現在の防災対策、防災教育では災害時と災害が起きていない平時を分けて考えるのが一般的です。フェーズフリーはスペラディウス株式会社代表の佐藤唯行氏が2014年に提唱した、「日常時」(平時)と「災害時」というふたつのフェーズ(区切り)をなくそう(フリーにする)という考え方です。

大事な人は守りたい、まだ備えてはいない

大事な人が災害でなくなってもいいと思う人はいないでしょう。できれば、災害で悲しい辛い思いをしたくない。

その一方で、十分に災害に備えている人はどのくらいいるでしょうか。どのくらい時間を割いているでしょうか。おそらく、仕事や家族のだんらん、家事育児など目の前にある出来事で毎日が終わっているのではないでしょうか。

備えが優先されない理由のひとつが平時には災害が具体的にイメージできないこと。いつ起きるか分からない、どのくらい危険か分からないので先延ばしにしてしまうのです。

備えることができないならば

防災用品をわざわざ備えることができないならば、平時に使うものが災害時にも違う形で利用できればよいというのがフェーズフリーの考え方です。

防災に特化したものを用意するのではなく、身近にあるものが災害時にも力を発揮すれば、備える必要はなくなります。

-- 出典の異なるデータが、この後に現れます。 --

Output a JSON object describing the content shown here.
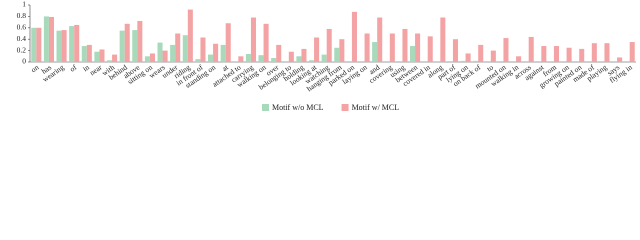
{
  "chart_data": {
    "type": "bar",
    "categories": [
      "on",
      "has",
      "wearing",
      "of",
      "in",
      "near",
      "with",
      "behind",
      "above",
      "sitting on",
      "wears",
      "under",
      "riding",
      "in front of",
      "standing on",
      "at",
      "attached to",
      "carrying",
      "walking on",
      "over",
      "belonging to",
      "holding",
      "looking at",
      "watching",
      "hanging from",
      "parked on",
      "laying on",
      "and",
      "covering",
      "using",
      "between",
      "covered in",
      "along",
      "part of",
      "lying on",
      "on back of",
      "to",
      "mounted on",
      "walking in",
      "across",
      "against",
      "from",
      "growing on",
      "painted on",
      "made of",
      "playing",
      "says",
      "flying in"
    ],
    "series": [
      {
        "name": "Motif w/o MCL",
        "color": "#a9d9bb",
        "values": [
          0.6,
          0.8,
          0.55,
          0.63,
          0.28,
          0.18,
          0.03,
          0.55,
          0.56,
          0.1,
          0.34,
          0.3,
          0.47,
          0.05,
          0.13,
          0.3,
          0.0,
          0.14,
          0.12,
          0.07,
          0.0,
          0.1,
          0.03,
          0.13,
          0.25,
          0.0,
          0.0,
          0.35,
          0.0,
          0.0,
          0.28,
          0.0,
          0.0,
          0.0,
          0.02,
          0.02,
          0.0,
          0.0,
          0.0,
          0.0,
          0.0,
          0.0,
          0.0,
          0.0,
          0.0,
          0.0,
          0.0,
          0.0
        ]
      },
      {
        "name": "Motif w/ MCL",
        "color": "#f4a3a5",
        "values": [
          0.6,
          0.79,
          0.56,
          0.65,
          0.3,
          0.22,
          0.13,
          0.67,
          0.72,
          0.15,
          0.2,
          0.5,
          0.92,
          0.43,
          0.32,
          0.68,
          0.1,
          0.78,
          0.67,
          0.3,
          0.18,
          0.23,
          0.43,
          0.58,
          0.4,
          0.88,
          0.5,
          0.78,
          0.5,
          0.58,
          0.5,
          0.45,
          0.78,
          0.4,
          0.15,
          0.3,
          0.2,
          0.42,
          0.1,
          0.44,
          0.28,
          0.28,
          0.25,
          0.23,
          0.33,
          0.33,
          0.08,
          0.35
        ]
      }
    ],
    "ylim": [
      0,
      1
    ],
    "yticks": [
      0,
      0.2,
      0.4,
      0.6,
      0.8,
      1
    ],
    "grid": false,
    "legend": "bottom"
  }
}
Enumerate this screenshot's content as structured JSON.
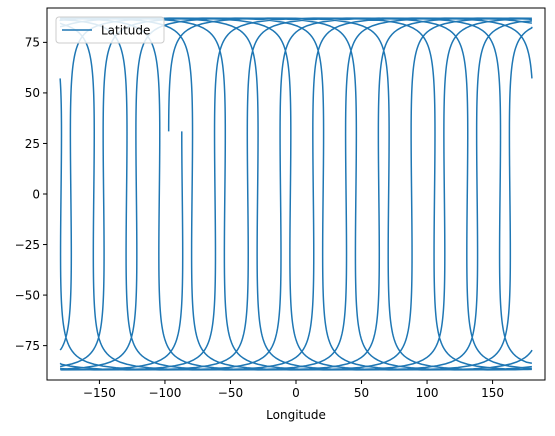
{
  "chart_data": {
    "type": "line",
    "title": "",
    "xlabel": "Longitude",
    "ylabel": "",
    "xlim": [
      -190,
      190
    ],
    "ylim": [
      -92,
      92
    ],
    "grid": false,
    "legend_position": "top-left",
    "x_ticks": [
      -150,
      -100,
      -50,
      0,
      50,
      100,
      150
    ],
    "x_tick_labels": [
      "−150",
      "−100",
      "−50",
      "0",
      "50",
      "100",
      "150"
    ],
    "y_ticks": [
      -75,
      -50,
      -25,
      0,
      25,
      50,
      75
    ],
    "y_tick_labels": [
      "−75",
      "−50",
      "−25",
      "0",
      "25",
      "50",
      "75"
    ],
    "series": [
      {
        "name": "Latitude",
        "color": "#1f77b4",
        "orbit": {
          "inclination_deg": 87,
          "start_longitude": -95,
          "start_latitude": 31,
          "end_longitude": 92,
          "end_latitude": -72,
          "westward_drift_per_orbit_deg": 25,
          "passes": 28
        }
      }
    ]
  }
}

防災の機能をおまけ程度に付加した製品ではなく、日用品としても使い勝手がよく便利で、災害時にも役立てば、それは製品の個性であり強みになります。消費者は日用品を買うだけで災害に備えることになるのです。

たとえば、平時には燃費がよく走行できて、災害時には非常用電源になるハイブリッド車、メモリが入った紙コップなどが挙げられます。場合によっては保存食である漬け物や水に強い油性ペンなども含まれるかもしれません。日常でも濡れたところに書くことができるのはメリットですし、災害時には条件の悪い場所で筆記する必要性も出てくるかもしれないからです。

フェーズフリーはアイデアフリーでもあるかもしれません。価格以上のサービスやメリットを提供できれば、価格によらず商品を選んでもらえるのは、ハイブリッド車の販売数を見ても明らかです。

まとめ

防災シェルターは地下式のものが多く、災害時にも快適に過ごせるように空調設備もしっかりしております。平時にはワインセラーとして利用し、災害時には防災シェルターとして安心して過ごすことができるとしたら何よりの備えになりますね。避難場所でワインをたしなむとは贅沢で優雅な気もしますが、災害が発生して不安な気持ちを和らげるためにはよいアイデアかもしれません。